While there already are some ways for Phelps County Courthouse employees to recycle, a grant through the Ozarks Rivers Solid Waste Management District (ORSWMD) may expand those opportunities for workers as well as the public.

While there already are some ways for Phelps County Courthouse employees to recycle, a grant through the Ozarks Rivers Solid Waste Management District (ORSWMD) may expand those opportunities for workers as well as the public.
Phelps County Commissioners at their Aug. 28 meeting unanimously approved a $6,541 grant application through the district to purchase recycling bins at the courthouse. The grant application asks for no local match from the county.
The application, which was submitted by the deadline Aug. 29, seeks the money to buy 75 small desk-side recycling bins for courthouse employees and four larger bins that would collect paper, plastic bottles and aluminum cans.
The four larger recycling bins would be available for public use. One was requested for each of the courthouse’s four floors.
Brady Wilson, ORSWMD chair and environmental services director for the city of Rolla, worked with District Two Commissioner Gary Hicks on the application. Wilson reviewed the project with county officeholders and department heads at the Aug. 28 meeting.
The larger recycling bins would accept mixed paper, plastic water bottles and aluminum cans. He said these bins are made of 98 percent post-recycled material themselves. The compartment for paper would be larger than the ones for plastic bottles and aluminum cans, Wilson added.
District One Commissioner Larry Stratman said at an earlier commission meeting that the prototypes he was shown by Wilson would be “not very intrusive.” They would be similar to recycling bins at Rolla City Hall, Wilson said.
Stratman said his only concern was finding available space for the small desk-side bins, but Wilson said not every desk may need one.
Wilson said the ultimate goal of buying more recycling bins is to keep waste out of the landfills and save the county money. The city environmental services department already collects cardboard and mixed paper to be recycled from the courthouse.
Wilson said the grant applications are reviewed by the ORSWMD in September, and then the Missouri Department of Natural Resources must approve the requests. If approved, the recycling bins could be added as soon as January 2015.

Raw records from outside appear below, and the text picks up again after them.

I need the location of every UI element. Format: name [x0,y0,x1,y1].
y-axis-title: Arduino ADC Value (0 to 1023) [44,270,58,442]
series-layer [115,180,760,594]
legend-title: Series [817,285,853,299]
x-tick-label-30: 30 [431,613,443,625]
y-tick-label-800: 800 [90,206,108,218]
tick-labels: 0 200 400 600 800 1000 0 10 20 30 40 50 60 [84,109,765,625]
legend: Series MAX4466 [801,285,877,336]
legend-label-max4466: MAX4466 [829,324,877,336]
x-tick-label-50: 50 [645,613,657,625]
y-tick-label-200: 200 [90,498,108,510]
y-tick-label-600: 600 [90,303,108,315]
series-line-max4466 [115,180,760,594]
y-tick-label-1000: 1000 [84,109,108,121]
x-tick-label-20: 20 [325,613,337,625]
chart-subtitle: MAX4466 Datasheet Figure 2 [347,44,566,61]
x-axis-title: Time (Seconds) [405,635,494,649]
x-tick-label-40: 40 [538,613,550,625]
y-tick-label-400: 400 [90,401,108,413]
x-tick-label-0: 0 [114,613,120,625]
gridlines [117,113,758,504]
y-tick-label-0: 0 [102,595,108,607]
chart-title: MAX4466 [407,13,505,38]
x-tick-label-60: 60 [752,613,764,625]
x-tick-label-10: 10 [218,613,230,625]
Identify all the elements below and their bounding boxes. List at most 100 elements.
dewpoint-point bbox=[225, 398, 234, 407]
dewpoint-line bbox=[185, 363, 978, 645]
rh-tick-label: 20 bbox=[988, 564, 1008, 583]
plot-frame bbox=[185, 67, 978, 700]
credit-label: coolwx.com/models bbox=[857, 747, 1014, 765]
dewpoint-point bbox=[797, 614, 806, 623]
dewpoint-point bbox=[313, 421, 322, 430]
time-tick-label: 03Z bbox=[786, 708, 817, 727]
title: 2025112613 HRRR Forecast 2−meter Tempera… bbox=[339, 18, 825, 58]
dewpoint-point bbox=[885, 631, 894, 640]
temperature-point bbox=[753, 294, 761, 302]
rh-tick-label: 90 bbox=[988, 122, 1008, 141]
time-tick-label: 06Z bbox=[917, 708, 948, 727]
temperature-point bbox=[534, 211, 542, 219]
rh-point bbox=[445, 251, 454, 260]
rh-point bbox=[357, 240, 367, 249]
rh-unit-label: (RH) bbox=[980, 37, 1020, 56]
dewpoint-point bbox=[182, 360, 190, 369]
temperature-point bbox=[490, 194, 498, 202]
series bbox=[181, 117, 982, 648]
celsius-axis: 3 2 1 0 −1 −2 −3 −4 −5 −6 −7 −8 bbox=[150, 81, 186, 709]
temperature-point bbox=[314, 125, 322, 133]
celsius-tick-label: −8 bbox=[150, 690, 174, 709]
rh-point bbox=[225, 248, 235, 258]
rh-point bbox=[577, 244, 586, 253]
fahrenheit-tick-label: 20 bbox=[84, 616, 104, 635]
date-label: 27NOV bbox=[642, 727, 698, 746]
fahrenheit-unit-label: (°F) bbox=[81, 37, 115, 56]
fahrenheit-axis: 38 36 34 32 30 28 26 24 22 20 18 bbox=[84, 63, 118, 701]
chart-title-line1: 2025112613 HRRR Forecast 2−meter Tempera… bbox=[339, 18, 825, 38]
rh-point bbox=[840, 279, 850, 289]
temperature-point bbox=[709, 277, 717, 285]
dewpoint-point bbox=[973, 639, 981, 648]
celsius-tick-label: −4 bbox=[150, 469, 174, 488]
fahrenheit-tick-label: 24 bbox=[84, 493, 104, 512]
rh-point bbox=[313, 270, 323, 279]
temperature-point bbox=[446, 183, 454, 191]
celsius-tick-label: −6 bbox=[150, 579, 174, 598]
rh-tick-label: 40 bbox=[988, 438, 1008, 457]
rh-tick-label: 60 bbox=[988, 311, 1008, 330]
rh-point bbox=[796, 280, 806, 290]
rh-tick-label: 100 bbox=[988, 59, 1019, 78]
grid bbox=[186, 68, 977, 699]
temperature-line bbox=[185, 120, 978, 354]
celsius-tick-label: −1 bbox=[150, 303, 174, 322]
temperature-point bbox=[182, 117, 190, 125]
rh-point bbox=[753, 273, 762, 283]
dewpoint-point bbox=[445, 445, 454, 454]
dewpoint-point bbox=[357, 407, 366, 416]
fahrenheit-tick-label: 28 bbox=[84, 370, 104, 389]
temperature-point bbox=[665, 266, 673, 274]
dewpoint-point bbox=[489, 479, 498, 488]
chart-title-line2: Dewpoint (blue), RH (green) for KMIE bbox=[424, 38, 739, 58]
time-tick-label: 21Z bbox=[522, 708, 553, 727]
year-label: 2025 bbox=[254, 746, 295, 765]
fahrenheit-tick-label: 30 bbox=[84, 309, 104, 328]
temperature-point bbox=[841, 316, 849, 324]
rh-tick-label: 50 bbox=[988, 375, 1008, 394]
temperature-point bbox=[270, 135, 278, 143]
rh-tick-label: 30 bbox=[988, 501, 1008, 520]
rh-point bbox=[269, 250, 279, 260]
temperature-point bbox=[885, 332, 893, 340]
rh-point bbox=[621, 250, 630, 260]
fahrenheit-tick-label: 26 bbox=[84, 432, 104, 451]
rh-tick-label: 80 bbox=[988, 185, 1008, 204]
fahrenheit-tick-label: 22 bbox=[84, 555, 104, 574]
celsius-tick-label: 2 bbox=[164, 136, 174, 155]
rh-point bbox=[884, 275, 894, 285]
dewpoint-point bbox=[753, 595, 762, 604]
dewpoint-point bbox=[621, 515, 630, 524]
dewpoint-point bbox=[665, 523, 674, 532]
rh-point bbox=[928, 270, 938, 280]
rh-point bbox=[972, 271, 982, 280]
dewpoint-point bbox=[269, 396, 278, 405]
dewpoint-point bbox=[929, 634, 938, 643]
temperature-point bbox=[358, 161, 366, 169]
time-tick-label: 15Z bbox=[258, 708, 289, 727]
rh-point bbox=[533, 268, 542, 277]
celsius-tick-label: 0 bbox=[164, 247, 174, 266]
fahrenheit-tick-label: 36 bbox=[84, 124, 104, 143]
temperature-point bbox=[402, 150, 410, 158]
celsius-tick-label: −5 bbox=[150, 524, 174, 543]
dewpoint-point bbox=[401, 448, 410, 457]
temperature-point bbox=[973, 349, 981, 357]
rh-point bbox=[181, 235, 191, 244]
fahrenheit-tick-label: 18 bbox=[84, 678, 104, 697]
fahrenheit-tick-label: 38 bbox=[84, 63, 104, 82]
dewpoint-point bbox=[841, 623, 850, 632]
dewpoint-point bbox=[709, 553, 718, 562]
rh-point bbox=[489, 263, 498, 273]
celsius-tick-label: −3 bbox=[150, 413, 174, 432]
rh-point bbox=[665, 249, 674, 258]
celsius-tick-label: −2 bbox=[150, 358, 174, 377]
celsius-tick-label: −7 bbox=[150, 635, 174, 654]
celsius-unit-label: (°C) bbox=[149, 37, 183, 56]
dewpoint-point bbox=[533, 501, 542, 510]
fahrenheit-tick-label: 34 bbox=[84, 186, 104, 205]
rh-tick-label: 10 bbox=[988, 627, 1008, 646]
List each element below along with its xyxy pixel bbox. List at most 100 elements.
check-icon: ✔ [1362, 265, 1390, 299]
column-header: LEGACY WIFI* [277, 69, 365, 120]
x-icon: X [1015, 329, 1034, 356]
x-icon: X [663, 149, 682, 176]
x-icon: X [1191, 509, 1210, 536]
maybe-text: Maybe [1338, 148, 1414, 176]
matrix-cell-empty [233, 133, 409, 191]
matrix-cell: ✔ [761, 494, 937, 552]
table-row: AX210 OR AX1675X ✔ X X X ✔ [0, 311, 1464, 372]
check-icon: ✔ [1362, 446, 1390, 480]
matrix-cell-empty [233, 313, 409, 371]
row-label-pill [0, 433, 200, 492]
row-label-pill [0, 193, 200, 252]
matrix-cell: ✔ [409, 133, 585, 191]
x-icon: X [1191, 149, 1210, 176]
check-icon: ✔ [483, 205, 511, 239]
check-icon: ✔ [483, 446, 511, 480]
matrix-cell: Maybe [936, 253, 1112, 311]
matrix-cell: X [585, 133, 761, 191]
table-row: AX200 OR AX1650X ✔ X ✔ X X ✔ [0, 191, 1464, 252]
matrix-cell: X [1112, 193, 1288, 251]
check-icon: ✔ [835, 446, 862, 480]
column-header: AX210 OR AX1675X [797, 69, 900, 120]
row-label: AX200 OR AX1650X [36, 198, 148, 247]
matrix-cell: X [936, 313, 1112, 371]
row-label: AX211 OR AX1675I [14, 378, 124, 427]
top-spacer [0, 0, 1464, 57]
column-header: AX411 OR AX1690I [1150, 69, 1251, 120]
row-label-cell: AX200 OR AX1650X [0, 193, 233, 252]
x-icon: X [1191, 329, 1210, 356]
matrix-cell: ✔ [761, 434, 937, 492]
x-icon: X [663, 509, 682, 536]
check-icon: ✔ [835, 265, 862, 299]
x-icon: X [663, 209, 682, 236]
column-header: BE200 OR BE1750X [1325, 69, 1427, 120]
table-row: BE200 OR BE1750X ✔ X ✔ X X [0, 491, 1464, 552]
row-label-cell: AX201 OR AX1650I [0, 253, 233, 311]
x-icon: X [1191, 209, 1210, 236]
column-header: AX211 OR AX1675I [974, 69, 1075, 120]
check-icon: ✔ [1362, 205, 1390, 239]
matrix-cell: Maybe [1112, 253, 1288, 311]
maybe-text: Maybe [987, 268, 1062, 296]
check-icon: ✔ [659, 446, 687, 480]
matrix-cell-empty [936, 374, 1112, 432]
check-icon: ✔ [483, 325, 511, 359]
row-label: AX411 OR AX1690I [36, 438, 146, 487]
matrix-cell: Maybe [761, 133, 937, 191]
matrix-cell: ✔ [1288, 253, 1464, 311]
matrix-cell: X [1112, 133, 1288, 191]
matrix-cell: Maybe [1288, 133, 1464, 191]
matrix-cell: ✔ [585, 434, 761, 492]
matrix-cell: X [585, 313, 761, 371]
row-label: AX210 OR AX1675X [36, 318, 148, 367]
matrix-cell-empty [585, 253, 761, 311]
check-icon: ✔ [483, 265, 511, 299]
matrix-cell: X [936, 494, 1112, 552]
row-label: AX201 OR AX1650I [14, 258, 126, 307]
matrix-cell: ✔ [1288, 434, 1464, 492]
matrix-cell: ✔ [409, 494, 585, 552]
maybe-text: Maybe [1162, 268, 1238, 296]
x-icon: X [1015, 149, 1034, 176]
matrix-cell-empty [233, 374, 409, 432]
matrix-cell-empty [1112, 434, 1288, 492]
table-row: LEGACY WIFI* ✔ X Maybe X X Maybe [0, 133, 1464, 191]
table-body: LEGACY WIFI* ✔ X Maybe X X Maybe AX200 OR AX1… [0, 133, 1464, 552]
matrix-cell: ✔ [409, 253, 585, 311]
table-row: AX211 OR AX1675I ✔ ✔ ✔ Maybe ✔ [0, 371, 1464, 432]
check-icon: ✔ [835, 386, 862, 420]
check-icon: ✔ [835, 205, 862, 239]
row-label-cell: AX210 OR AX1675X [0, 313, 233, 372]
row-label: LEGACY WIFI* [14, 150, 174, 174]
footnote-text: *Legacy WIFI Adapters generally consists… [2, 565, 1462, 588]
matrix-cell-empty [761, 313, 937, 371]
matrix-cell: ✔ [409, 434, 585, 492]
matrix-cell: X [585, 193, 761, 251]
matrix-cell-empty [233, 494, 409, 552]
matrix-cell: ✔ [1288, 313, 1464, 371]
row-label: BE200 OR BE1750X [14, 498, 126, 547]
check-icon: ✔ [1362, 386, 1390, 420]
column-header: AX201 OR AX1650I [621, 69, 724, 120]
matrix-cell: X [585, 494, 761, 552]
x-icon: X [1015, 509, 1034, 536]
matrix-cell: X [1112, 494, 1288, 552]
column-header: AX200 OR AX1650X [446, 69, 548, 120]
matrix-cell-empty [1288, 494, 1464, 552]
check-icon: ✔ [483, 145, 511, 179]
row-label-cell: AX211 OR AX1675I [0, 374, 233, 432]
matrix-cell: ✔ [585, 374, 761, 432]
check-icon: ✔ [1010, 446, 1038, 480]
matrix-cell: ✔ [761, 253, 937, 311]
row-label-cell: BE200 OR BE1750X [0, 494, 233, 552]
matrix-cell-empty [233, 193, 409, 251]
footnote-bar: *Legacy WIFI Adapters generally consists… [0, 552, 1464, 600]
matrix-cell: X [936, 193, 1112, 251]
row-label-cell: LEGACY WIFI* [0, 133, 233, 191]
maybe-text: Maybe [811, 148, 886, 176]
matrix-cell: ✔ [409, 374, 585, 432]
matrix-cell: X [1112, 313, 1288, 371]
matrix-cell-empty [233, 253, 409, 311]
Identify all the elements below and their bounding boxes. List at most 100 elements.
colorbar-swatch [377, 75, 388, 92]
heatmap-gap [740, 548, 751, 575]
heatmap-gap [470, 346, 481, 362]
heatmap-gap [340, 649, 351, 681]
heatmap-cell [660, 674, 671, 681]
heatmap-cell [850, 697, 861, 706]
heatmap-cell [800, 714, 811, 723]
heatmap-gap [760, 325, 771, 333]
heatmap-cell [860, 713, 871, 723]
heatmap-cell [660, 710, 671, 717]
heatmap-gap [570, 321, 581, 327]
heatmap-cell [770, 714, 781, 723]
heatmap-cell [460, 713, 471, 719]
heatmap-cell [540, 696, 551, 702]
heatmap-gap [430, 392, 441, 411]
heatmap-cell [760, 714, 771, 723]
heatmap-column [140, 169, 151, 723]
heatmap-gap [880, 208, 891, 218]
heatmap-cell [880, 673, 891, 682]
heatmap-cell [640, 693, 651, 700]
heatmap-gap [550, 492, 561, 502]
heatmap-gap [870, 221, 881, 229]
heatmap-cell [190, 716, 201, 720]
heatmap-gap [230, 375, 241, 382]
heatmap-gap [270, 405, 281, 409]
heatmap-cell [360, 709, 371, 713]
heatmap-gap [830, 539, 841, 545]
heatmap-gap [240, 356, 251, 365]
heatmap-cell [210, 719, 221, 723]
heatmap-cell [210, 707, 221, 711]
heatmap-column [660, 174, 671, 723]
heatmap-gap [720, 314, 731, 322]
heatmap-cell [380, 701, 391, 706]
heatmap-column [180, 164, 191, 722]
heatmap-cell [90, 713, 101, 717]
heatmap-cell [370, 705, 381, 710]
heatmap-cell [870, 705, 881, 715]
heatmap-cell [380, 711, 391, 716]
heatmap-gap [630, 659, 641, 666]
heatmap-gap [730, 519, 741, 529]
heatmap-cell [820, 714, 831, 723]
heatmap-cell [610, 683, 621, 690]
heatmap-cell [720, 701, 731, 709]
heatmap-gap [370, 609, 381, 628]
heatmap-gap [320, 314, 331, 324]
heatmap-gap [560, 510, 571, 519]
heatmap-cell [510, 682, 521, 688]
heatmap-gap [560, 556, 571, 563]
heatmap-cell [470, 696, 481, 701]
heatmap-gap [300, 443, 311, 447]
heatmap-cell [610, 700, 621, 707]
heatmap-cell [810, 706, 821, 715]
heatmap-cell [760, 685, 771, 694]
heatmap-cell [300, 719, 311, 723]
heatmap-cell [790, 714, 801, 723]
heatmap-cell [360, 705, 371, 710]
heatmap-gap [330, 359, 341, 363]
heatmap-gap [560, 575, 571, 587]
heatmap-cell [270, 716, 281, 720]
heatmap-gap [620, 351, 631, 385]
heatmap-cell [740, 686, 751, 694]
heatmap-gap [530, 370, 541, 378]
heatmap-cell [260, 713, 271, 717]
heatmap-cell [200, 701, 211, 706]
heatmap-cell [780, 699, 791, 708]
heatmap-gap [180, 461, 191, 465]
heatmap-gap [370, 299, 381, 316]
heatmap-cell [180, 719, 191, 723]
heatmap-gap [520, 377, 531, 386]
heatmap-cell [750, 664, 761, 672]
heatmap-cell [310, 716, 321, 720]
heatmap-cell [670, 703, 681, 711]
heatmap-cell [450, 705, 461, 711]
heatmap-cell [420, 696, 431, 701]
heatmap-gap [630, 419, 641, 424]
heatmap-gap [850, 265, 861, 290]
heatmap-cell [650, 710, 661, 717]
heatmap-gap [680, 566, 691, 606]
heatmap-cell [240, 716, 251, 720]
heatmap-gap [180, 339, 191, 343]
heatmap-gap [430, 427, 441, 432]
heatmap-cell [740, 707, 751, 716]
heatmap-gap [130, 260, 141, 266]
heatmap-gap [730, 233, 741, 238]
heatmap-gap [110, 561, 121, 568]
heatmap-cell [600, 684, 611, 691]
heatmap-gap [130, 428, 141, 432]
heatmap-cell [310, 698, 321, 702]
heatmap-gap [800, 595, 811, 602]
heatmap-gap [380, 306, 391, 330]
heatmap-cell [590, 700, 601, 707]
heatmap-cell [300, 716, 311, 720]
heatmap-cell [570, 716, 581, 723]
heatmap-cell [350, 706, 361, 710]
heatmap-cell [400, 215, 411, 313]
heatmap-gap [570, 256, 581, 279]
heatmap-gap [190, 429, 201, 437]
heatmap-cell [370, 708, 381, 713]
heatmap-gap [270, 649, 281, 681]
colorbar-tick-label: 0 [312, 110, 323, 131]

Wilson said as chair of the district, he would have to abstain from voting on this proposal since he helped prepare the application.
The county annually also requests funds from the ORSWMD for its Tough on Trash program, which helps keeps county roads clean of trash.

In other business
• Also at the commission’s Aug. 28 meeting, county facilities manager Mark Brookshire said the steps to the main entrance of the courthouse will be closed beginng Tuesday for concrete work and make the area compliant with the Americans With Disabilities Act. People wanting to enter through the main entrance can use the ramps on both sides of the steps, Brookshire said. The work is expected to last through Friday, Sept. 5.
• Chante Alfred, with the Phelps County University of Extension announced that a new horticulture specialist has been hired for the office who will start Sept. 22.
• As a way to help improve a cash flow problem with the county highway department, the commission approved selling three 2011 Caterpillar 140M all-wheel drive motor graders that the county owns  and also seek bids on leasing three current model year motor graders with a minimum of 243 horsepower with back-up cameras and rippers included.
Bids for both will be opened Tuesday, Sept. 9, at 10 a.m.
County Road Superintendent Walter Snelson came up with the idea after his department has not been receiving revenue as expected.
• Also at the meeting, it was noted that bids are being sought for a control access system at the court house that would limit public access to certain entrances.
When such a new system is in place, courthouse employees would be given keycards or remote-entry keyfobs to access various entries at the courthouse.
This would make several entrances to the courthouse accessible to employees only.
The goal eventually would be to limit public access to the main entrance on the northeast side of the building.
The public would still be able to access the health department from its current entrance on the south side of the building, but people could not use that entrance as a pass-through to get to the elevators or prosecutor’s office on the bottom floor.
People who want to visit the prosecutor’s office would have to use the main entrance on the northeast side of the courthouse and take the elevators down a floor. A plan is being worked out for how the public would access the prosecutor’s office during Saturday hours.
Stratman said this may mean a change is needed in where employees park.